What is the prefered way to do this?
Using [
and a named key vector to recode another vector is, I thought until recently, a robust and preferred "R" idiom for performing a common task. Is there a better way I should be doing this?
Details about the task: I have a character vector that has a length of approx 1e6, each element being one char long strings. I want to convert this vector to be numeric, such that ("B", "H", "K", "M"), which are abbreviations for an order of magnitude (H = hundred, M = million, etc.) become numeric (H = 100, M = 1e6, etc.) Any other chars not in the set of 4, or NA
s, are to become 1
.
After much trial and error I've tracked it down to the fact that NA
s in the subsetting vector substantially slow down the operation. I find this inherently confusing, because it seems to me that subsetting with NA
should, if anything, be faster, because it doesnt even need to search through the subsetted vector, it only needs to return an NA.

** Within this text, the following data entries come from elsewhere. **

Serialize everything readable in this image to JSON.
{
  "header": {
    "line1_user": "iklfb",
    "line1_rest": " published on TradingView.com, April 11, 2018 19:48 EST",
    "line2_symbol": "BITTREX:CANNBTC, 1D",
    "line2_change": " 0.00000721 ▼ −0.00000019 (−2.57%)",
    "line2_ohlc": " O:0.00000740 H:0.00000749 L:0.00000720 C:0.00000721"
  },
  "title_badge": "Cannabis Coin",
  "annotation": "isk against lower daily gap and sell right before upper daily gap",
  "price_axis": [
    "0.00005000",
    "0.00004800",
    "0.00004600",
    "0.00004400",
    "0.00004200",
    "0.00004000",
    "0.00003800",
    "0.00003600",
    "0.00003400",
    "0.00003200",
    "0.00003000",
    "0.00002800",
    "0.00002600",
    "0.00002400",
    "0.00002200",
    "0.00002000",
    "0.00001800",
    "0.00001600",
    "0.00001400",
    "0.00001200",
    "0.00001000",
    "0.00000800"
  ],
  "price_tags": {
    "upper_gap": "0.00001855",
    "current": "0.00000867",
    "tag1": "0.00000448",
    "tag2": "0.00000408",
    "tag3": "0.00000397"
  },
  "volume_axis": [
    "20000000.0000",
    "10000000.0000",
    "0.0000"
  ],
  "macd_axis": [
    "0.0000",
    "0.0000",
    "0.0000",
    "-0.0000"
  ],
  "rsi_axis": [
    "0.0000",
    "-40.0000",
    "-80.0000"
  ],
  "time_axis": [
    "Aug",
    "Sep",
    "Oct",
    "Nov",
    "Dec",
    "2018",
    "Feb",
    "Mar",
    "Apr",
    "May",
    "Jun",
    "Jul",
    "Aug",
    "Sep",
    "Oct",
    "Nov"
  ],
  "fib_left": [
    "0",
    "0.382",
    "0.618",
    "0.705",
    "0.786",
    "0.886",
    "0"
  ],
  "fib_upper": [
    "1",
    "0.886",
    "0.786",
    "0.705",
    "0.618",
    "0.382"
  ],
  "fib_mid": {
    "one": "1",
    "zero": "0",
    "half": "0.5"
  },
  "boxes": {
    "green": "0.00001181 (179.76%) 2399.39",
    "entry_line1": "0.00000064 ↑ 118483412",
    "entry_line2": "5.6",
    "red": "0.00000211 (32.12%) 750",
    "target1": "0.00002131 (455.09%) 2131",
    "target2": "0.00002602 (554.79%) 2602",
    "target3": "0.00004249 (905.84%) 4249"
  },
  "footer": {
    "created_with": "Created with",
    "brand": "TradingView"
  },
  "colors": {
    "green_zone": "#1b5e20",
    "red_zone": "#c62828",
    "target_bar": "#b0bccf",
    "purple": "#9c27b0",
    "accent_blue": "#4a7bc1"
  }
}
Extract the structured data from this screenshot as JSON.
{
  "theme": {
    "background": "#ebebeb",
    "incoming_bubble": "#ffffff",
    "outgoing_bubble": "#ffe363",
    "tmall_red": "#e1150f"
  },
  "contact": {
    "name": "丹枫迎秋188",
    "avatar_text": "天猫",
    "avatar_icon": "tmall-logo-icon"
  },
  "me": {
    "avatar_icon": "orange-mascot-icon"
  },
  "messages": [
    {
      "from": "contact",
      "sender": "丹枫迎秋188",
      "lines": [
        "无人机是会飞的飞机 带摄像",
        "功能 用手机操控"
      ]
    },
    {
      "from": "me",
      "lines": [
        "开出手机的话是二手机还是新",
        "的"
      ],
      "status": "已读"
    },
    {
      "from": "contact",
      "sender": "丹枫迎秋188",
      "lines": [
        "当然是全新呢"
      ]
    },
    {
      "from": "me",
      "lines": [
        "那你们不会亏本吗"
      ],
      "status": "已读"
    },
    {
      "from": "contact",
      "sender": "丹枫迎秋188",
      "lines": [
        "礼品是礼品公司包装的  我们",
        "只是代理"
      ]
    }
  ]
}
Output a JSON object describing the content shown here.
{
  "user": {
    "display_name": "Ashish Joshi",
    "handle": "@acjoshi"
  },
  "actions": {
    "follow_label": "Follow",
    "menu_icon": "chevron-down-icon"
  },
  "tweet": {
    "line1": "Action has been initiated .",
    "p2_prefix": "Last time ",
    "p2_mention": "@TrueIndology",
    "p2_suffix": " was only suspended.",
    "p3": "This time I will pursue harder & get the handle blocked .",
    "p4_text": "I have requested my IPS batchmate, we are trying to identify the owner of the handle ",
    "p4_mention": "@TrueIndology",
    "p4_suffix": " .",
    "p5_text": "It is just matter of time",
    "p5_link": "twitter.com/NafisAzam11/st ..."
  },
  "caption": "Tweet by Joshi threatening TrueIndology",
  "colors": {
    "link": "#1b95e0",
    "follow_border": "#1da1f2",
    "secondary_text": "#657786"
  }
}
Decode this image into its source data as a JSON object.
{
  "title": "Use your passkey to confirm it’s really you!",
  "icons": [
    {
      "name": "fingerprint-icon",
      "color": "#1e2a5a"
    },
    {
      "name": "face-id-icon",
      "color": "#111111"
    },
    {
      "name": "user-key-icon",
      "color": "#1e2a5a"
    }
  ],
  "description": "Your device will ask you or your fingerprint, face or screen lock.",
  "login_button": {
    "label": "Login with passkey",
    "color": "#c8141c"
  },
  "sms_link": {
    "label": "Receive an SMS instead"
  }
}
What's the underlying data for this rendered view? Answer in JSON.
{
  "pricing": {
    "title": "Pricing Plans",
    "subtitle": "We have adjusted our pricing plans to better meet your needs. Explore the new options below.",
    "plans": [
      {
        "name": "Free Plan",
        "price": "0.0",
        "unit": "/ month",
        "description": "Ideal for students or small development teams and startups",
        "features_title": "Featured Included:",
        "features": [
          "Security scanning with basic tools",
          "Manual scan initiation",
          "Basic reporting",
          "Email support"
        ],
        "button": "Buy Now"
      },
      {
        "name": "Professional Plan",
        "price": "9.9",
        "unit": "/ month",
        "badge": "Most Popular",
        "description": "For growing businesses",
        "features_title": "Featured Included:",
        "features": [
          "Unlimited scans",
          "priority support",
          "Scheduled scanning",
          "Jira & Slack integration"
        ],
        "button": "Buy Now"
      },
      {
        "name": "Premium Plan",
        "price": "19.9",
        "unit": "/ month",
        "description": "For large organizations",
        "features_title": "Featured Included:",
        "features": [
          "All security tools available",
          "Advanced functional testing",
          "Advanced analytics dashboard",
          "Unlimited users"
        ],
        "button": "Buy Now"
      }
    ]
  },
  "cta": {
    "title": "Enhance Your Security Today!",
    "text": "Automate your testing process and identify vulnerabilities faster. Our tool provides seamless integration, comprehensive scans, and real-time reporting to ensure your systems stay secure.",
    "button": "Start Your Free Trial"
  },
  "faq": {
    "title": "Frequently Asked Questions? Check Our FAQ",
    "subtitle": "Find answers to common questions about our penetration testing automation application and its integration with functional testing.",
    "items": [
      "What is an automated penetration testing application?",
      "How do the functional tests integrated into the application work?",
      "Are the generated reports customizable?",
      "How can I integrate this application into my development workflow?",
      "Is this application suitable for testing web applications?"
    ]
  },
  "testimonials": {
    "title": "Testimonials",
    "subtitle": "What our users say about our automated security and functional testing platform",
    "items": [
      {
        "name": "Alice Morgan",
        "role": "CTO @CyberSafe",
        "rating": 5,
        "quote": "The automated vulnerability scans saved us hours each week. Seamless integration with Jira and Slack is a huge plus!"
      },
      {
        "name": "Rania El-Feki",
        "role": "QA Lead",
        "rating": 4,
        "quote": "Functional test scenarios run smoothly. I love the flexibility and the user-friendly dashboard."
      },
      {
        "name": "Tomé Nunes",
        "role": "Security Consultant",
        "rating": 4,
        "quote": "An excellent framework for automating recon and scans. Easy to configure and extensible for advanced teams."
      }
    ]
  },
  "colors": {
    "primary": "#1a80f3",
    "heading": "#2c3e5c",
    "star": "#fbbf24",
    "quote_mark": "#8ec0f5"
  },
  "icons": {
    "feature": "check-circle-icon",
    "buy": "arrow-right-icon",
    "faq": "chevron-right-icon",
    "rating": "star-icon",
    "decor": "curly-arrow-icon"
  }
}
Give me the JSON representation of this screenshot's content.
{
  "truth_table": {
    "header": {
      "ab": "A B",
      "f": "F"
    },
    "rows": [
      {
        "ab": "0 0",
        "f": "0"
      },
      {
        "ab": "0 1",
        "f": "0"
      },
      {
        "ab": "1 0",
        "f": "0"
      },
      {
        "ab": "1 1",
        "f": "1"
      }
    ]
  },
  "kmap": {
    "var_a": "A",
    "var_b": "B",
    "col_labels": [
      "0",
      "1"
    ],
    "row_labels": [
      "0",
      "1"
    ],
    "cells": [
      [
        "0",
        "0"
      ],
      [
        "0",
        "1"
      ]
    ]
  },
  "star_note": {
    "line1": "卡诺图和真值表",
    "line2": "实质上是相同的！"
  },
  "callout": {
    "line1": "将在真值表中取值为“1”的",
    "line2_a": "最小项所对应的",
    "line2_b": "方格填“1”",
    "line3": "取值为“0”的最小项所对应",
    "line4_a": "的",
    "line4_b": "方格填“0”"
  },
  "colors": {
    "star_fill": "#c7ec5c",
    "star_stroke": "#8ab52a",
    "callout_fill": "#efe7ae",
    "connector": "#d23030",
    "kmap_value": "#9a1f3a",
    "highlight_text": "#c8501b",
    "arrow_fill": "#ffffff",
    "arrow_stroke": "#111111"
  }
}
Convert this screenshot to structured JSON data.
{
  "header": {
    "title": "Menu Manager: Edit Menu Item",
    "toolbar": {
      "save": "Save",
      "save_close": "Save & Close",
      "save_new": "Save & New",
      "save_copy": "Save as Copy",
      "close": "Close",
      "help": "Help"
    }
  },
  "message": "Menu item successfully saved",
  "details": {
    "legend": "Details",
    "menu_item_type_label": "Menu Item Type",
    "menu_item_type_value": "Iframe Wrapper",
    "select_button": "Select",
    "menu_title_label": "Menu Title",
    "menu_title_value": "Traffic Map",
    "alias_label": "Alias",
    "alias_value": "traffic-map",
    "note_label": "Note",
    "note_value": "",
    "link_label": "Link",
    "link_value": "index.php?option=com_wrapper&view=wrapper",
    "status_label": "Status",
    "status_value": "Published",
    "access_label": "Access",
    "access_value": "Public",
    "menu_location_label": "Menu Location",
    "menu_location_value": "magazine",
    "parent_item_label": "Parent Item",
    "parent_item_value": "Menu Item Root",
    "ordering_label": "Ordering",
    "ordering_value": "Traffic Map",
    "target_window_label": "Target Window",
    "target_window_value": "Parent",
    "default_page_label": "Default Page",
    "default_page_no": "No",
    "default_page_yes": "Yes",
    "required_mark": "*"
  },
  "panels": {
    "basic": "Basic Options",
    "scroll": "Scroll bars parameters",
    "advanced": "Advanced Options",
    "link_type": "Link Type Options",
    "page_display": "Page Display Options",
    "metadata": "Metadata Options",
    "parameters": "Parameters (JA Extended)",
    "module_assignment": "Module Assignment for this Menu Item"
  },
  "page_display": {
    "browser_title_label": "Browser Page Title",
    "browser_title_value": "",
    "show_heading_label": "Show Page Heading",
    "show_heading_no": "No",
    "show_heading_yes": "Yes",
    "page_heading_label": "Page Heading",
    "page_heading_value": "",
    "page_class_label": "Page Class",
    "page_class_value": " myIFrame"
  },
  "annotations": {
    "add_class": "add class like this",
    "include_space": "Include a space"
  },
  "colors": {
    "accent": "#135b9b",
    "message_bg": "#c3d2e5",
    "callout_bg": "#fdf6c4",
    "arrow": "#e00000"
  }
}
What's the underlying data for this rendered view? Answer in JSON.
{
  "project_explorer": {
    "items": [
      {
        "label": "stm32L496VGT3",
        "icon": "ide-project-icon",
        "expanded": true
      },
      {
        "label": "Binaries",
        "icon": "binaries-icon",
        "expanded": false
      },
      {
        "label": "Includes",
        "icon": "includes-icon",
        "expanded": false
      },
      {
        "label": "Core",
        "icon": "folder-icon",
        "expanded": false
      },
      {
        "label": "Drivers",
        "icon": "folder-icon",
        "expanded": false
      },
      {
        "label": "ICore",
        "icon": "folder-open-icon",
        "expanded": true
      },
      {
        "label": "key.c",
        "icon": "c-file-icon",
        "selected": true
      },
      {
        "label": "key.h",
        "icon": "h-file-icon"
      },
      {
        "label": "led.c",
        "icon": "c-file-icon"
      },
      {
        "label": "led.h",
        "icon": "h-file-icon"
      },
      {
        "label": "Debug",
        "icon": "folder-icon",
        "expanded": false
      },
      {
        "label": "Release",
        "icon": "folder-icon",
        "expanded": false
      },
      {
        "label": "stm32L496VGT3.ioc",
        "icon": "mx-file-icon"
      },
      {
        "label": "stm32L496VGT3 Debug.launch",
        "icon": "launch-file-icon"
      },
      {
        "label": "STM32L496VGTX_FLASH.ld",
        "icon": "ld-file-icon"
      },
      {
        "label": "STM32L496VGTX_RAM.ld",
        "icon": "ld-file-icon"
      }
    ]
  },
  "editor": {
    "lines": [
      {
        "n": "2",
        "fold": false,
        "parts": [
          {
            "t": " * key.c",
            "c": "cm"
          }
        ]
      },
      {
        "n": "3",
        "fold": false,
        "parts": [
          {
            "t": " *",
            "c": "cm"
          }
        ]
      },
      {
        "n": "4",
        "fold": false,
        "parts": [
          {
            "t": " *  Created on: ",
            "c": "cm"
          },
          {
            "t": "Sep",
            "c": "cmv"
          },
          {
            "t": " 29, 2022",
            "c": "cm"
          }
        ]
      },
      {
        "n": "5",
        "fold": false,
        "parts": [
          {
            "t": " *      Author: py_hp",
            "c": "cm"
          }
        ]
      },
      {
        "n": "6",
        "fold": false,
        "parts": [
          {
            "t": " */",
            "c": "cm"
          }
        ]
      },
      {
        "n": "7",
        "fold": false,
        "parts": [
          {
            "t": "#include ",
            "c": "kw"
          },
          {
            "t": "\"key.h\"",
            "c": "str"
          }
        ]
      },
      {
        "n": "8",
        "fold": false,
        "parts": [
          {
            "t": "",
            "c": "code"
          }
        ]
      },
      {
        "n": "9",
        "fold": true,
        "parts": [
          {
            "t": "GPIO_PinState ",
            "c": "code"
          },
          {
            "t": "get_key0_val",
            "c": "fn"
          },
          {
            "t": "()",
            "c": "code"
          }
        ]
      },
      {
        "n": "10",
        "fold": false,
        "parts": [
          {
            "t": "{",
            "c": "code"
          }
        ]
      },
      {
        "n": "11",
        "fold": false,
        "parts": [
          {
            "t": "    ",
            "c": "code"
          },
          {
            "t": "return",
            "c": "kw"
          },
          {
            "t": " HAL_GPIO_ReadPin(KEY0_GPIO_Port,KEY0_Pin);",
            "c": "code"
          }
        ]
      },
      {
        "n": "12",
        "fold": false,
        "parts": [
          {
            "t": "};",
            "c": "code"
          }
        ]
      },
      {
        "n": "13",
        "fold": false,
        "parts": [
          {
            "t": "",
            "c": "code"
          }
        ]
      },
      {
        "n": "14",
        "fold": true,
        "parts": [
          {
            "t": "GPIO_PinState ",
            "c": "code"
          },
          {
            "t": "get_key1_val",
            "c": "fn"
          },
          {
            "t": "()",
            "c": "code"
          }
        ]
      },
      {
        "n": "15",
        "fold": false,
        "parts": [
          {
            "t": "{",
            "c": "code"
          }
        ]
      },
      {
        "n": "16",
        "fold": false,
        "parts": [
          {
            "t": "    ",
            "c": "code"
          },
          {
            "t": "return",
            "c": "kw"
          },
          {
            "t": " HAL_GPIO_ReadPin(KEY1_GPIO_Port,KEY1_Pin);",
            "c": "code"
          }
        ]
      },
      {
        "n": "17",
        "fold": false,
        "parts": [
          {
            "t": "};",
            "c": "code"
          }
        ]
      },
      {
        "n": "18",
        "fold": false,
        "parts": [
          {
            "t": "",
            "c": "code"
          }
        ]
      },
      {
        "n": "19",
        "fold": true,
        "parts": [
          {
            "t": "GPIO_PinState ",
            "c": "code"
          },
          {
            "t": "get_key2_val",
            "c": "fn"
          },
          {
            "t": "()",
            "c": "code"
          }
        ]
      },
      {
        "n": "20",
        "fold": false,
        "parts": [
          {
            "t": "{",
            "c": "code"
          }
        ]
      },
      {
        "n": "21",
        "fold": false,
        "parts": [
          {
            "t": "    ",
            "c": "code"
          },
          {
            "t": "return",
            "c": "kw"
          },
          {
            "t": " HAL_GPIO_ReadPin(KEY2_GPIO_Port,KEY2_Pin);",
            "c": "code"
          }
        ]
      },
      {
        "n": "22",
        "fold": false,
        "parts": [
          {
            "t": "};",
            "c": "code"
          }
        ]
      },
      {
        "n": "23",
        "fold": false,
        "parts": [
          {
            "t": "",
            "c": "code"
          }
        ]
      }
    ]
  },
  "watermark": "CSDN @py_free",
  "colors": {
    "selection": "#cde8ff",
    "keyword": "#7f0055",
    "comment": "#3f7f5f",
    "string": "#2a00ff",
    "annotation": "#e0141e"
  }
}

y <- c("B", "H", "K", "M")
without_NA <- sample(rep_len(y, 1e6))
with_NA <- sample(rep_len(c(y, NA), 1e6))
convert_exponent_char_to_numeric <- function(exponent) {
exponent_key <- 10^c(2, 3*1:3)
names(exponent_key) <- c("H", "K", "M", "B")
out <- exponent_key[exponent]
out[is.na(out)] <- 1
out
}
system.time(convert_exponent_char_to_numeric(without_NA))
user system elapsed
0.136 0.011 0.147
system.time(convert_exponent_char_to_numeric(with_NA))
user system elapsed
303.342 0.691 304.237